Breakthrough in detecting single DNA mutations

Could help treat diseases like tuberculosis and cancer
July 30, 2013

This conceptual image shows probe and target complexes at different stages of the reaction that checks for mutations. The red dots represent mutations in a target base pair, while the illuminated green light indicates that no mutation was found. (Credit: Yan Liang/

Researchers have developed a new method that can look at a specific segment of DNA and pinpoint a single mutation, which could help diagnose and treat diseases such as cancer and tuberculosis.

Modern genomics has shown that just one mutation can be the difference between successfully treating a disease and having it spread rampantly throughout the body.

These small mutations can be the root of a disease or the reason some infectious diseases resist certain antibiotics.

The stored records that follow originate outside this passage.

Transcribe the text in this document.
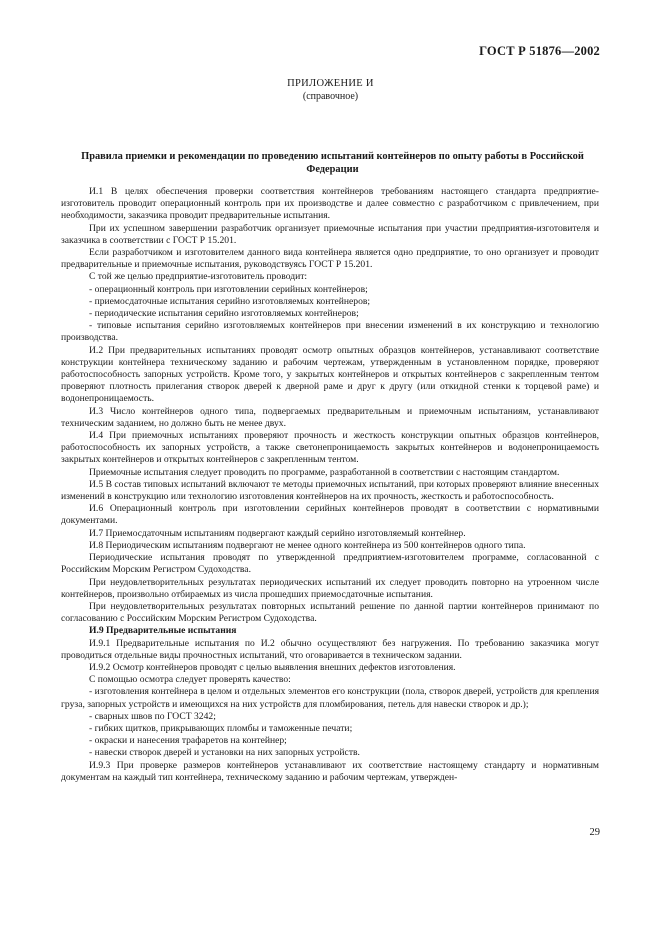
ГОСТ Р 51876—2002
ПРИЛОЖЕНИЕ И
(справочное)
Правила приемки и рекомендации по проведению испытаний контейнеров по опыту работы в Российской Федерации

И.1 В целях обеспечения проверки соответствия контейнеров требованиям настоящего стандарта предприятие-изготовитель проводит операционный контроль при их производстве и далее совместно с разработчиком с привлечением, при необходимости, заказчика проводит предварительные испытания.

При их успешном завершении разработчик организует приемочные испытания при участии предприятия-изготовителя и заказчика в соответствии с ГОСТ Р 15.201.

Если разработчиком и изготовителем данного вида контейнера является одно предприятие, то оно организует и проводит предварительные и приемочные испытания, руководствуясь ГОСТ Р 15.201.

С той же целью предприятие-изготовитель проводит:

- операционный контроль при изготовлении серийных контейнеров;

- приемосдаточные испытания серийно изготовляемых контейнеров;

- периодические испытания серийно изготовляемых контейнеров;

- типовые испытания серийно изготовляемых контейнеров при внесении изменений в их конструкцию и технологию производства.

И.2 При предварительных испытаниях проводят осмотр опытных образцов контейнеров, устанавливают соответствие конструкции контейнера техническому заданию и рабочим чертежам, утвержденным в установленном порядке, проверяют работоспособность запорных устройств. Кроме того, у закрытых контейнеров и открытых контейнеров с закрепленным тентом проверяют плотность прилегания створок дверей к дверной раме и друг к другу (или откидной стенки к торцевой раме) и водонепроницаемость.

И.3 Число контейнеров одного типа, подвергаемых предварительным и приемочным испытаниям, устанавливают техническим заданием, но должно быть не менее двух.

И.4 При приемочных испытаниях проверяют прочность и жесткость конструкции опытных образцов контейнеров, работоспособность их запорных устройств, а также светонепроницаемость закрытых контейнеров и водонепроницаемость закрытых контейнеров и открытых контейнеров с закрепленным тентом.

Приемочные испытания следует проводить по программе, разработанной в соответствии с настоящим стандартом.

И.5 В состав типовых испытаний включают те методы приемочных испытаний, при которых проверяют влияние внесенных изменений в конструкцию или технологию изготовления контейнеров на их прочность, жесткость и работоспособность.

И.6 Операционный контроль при изготовлении серийных контейнеров проводят в соответствии с нормативными документами.

И.7 Приемосдаточным испытаниям подвергают каждый серийно изготовляемый контейнер.

И.8 Периодическим испытаниям подвергают не менее одного контейнера из 500 контейнеров одного типа.

Периодические испытания проводят по утвержденной предприятием-изготовителем программе, согласованной с Российским Морским Регистром Судоходства.

При неудовлетворительных результатах периодических испытаний их следует проводить повторно на утроенном числе контейнеров, произвольно отбираемых из числа прошедших приемосдаточные испытания.

При неудовлетворительных результатах повторных испытаний решение по данной партии контейнеров принимают по согласованию с Российским Морским Регистром Судоходства.

И.9 Предварительные испытания

И.9.1 Предварительные испытания по И.2 обычно осуществляют без нагружения. По требованию заказчика могут проводиться отдельные виды прочностных испытаний, что оговаривается в техническом задании.

И.9.2 Осмотр контейнеров проводят с целью выявления внешних дефектов изготовления.

С помощью осмотра следует проверять качество:

- изготовления контейнера в целом и отдельных элементов его конструкции (пола, створок дверей, устройств для крепления груза, запорных устройств и имеющихся на них устройств для пломбирования, петель для навески створок и др.);

- сварных швов по ГОСТ 3242;

- гибких щитков, прикрывающих пломбы и таможенные печати;

- окраски и нанесения трафаретов на контейнер;

- навески створок дверей и установки на них запорных устройств.

И.9.3 При проверке размеров контейнеров устанавливают их соответствие настоящему стандарту и нормативным документам на каждый тип контейнера, техническому заданию и рабочим чертежам, утвержден-

29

“We’ve really improved on previous approaches because our solution doesn’t require any complicated reactions or added enzymes, it just uses DNA,” said lead author Georg Seelig, a University of Washington assistant professor of electrical engineering and of computer science and engineering.

“This means that the method is robust to changes in temperature and other environmental variables, making it well-suited for diagnostic applications in low-resource settings.”

Detecting mutations in a single DNA base pair

Seelig, along with David Zhang of Rice University and Sherry Chen, a UW doctoral student in electrical engineering, designed probes that can pick out mutations in a single base pair in a target stretch of DNA. The probes allow researchers to look in much more detail for variations in long sequences — up to 200 base pairs — while current methods can detect mutations in stretches of up to only 20.

“In terms of specificity, our research suggests that we can do quadratically better, meaning that whatever the best level of specificity, our best will be that number squared,” said  Zhang, an assistant professor of bioengineering at Rice University.

The testing probes are designed to bind with a sequence of DNA that is suspected of having a mutation. The researchers do this by creating a complementary sequence of DNA to the double-helix strand in question. Then, they allow molecules containing both sequences to mix in a test tube in salt water, where they naturally will match up to one another if the base pairs are intact.

Unlike previous technologies, the probe molecule checks both strands of the target double helix for mutations rather than just one, which explains the increased specificity.

The probe is engineered to emit a fluorescent glow if there’s a perfect match between it and the target. If it doesn’t illuminate, that means the strands didn’t match and there was in fact a mutation in the target strand of DNA.

The researchers have filed a patent on the technology and are working with the UW Center for Commercialization. They hope to integrate it into a paper-based diagnostic test for diseases that could be used in parts of the world with few medical resources.

The research was funded by the National Institutes of Health, the National Science Foundation and the Department of Defense’s Advanced Research Projects Agency.